Jean-Stéphane Bron était jusqu'ici documentariste, et il explore les possibilités de sa fiction avec un mélange d'inventivité et de timidité assez attachant. L'inventivité se trouve dans la finesse avec laquelle le cinéaste peint les rapports dégradés qui unissent les personnages, dans le dosage exact entre dit et non-dit.

Au centre de ce tableau fragmenté, Aurore Clément (la mère) et Jean-Luc Bideau (le père) impressionnent par leur force comique (elle ultra-coincée malgré sa quête de l'illumination intérieure, lui capable de jolis pas de danse malgré ses sabots de gros beauf) et leur capacité à émouvoir. Autour d'eux, les enfants et la belle-famille se cherchent et s'évitent, la mise en scène utilise habilement les malentendus et les éclairs de compréhension informulés que suscite la barrière des langues et des cultures.
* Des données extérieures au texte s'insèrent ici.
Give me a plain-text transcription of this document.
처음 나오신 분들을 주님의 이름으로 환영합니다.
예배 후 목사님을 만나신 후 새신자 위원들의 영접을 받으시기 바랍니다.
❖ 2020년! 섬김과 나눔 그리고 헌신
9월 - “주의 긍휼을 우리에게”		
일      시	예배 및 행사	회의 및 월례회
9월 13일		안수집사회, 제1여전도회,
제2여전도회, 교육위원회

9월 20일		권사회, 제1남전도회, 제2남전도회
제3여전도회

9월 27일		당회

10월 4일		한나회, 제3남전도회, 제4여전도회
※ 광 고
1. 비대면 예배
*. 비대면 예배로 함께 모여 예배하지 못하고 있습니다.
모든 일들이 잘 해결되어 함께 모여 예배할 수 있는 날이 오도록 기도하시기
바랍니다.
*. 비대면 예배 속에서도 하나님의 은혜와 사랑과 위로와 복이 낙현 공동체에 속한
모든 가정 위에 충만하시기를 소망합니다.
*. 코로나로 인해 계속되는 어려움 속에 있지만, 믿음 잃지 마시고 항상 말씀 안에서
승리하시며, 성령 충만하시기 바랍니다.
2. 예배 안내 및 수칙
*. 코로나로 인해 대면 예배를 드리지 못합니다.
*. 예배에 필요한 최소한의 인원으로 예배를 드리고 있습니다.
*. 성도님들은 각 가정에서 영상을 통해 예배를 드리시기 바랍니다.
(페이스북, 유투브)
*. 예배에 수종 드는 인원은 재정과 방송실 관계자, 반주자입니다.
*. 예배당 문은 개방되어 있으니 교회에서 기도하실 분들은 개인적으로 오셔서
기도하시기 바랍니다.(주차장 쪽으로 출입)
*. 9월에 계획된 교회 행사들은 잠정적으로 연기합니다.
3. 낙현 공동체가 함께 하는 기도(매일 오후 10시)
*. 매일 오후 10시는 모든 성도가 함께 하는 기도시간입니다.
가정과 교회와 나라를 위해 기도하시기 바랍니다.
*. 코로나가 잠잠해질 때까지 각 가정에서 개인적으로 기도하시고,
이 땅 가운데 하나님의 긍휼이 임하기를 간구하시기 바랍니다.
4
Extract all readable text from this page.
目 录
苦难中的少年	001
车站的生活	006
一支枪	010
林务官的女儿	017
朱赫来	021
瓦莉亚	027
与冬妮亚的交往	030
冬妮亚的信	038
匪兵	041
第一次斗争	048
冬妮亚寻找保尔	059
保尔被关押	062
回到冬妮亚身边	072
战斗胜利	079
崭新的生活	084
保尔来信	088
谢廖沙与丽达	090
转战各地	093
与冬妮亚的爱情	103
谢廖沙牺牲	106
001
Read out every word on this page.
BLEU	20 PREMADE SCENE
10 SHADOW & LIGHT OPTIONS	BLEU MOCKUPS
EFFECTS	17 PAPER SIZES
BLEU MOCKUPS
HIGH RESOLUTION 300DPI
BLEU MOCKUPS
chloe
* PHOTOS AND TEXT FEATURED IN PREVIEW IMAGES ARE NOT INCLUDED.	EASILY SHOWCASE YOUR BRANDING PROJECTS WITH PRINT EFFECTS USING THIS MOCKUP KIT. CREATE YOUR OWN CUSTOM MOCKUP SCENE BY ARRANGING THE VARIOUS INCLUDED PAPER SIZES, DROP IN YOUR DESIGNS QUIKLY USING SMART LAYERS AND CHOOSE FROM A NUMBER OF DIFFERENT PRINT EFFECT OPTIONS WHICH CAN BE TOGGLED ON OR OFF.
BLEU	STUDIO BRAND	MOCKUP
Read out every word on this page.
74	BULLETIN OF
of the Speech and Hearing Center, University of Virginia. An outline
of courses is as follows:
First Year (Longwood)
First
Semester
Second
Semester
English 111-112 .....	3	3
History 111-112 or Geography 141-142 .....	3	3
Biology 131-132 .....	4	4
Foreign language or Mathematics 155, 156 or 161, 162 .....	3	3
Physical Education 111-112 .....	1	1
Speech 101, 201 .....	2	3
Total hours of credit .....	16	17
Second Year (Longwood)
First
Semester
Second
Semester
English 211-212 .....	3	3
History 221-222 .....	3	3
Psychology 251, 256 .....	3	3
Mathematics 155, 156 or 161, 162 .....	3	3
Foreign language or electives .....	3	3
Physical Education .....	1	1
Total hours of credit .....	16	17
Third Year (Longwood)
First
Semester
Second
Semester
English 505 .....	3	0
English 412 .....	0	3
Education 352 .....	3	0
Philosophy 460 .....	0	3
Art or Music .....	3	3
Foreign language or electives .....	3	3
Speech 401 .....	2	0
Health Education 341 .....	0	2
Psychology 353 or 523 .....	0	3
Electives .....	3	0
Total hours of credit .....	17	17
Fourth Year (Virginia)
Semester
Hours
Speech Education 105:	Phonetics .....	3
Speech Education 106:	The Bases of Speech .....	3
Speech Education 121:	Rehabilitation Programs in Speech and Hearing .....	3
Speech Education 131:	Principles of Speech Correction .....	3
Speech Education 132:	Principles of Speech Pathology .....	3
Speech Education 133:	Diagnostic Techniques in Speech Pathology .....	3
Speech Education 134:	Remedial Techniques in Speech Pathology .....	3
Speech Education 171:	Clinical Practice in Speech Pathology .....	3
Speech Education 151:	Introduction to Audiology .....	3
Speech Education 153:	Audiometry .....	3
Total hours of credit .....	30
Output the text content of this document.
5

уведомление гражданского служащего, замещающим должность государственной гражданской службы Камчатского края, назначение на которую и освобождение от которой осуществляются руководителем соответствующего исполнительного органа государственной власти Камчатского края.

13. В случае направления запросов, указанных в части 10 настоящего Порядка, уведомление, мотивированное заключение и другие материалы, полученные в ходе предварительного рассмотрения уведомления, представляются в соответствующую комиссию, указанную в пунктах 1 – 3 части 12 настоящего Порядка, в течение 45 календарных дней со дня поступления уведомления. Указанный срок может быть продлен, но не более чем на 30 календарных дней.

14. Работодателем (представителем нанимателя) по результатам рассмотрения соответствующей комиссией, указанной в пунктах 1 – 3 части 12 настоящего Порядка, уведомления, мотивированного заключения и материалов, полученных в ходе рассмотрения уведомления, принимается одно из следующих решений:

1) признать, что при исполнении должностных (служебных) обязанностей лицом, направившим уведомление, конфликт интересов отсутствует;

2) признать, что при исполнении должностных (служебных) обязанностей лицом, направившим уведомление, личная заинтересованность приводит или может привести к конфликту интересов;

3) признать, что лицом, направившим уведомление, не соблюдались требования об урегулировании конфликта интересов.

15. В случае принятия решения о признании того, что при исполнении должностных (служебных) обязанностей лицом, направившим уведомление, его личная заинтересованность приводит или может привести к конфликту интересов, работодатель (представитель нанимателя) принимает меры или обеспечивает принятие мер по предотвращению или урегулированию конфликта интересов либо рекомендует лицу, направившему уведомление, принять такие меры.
Le potentiel burlesque du scénario est abordé avec un manque d'assurance qui tient sans doute à l'inexpérience du cinéaste. Mon frère se marie peut se prévaloir de quelques trouvailles brillantes, comme le gag récurrent de la table familiale bricolée pour l'occasion qui ne cesse de vaciller au fil des repas-représentations organisés par les Helvètes au bénéfice de leurs hôtes vietnamiens. Mais il arrive aussi que le film recoure à des béquilles convenues. La longue séquence du repas de mariage, commencée comme une comédie musicale, s'achève en un psychodrame comme le cinéma francophone européen nous en a servi beaucoup.

Mais ces sautes de ton, ces maladresses dans la construction n'empêchent pas Mon frère... de parvenir à ses fins. Cela tient à la grâce de la mise en scène qui tire un parti élégant des lieux (la villa au bord du lac, une excursion au sommet du Matterhorn) et surtout des comédiens. Des plus vigoureux (Bideau) aux plus discrets (Man Thu, qui incarne la mère vietnamienne), ils trouvent tous l'espace qu'il faut pour être à la fois drôles et vrais.

Par Thomas Sotinel - Le Monde - 30 Janvier 2007

Film suisse de Jean-Stéphane Bron avec Aurore Clément, Jean-Luc Bideau, Cyril Troley, Man Thu. (1 h 35.)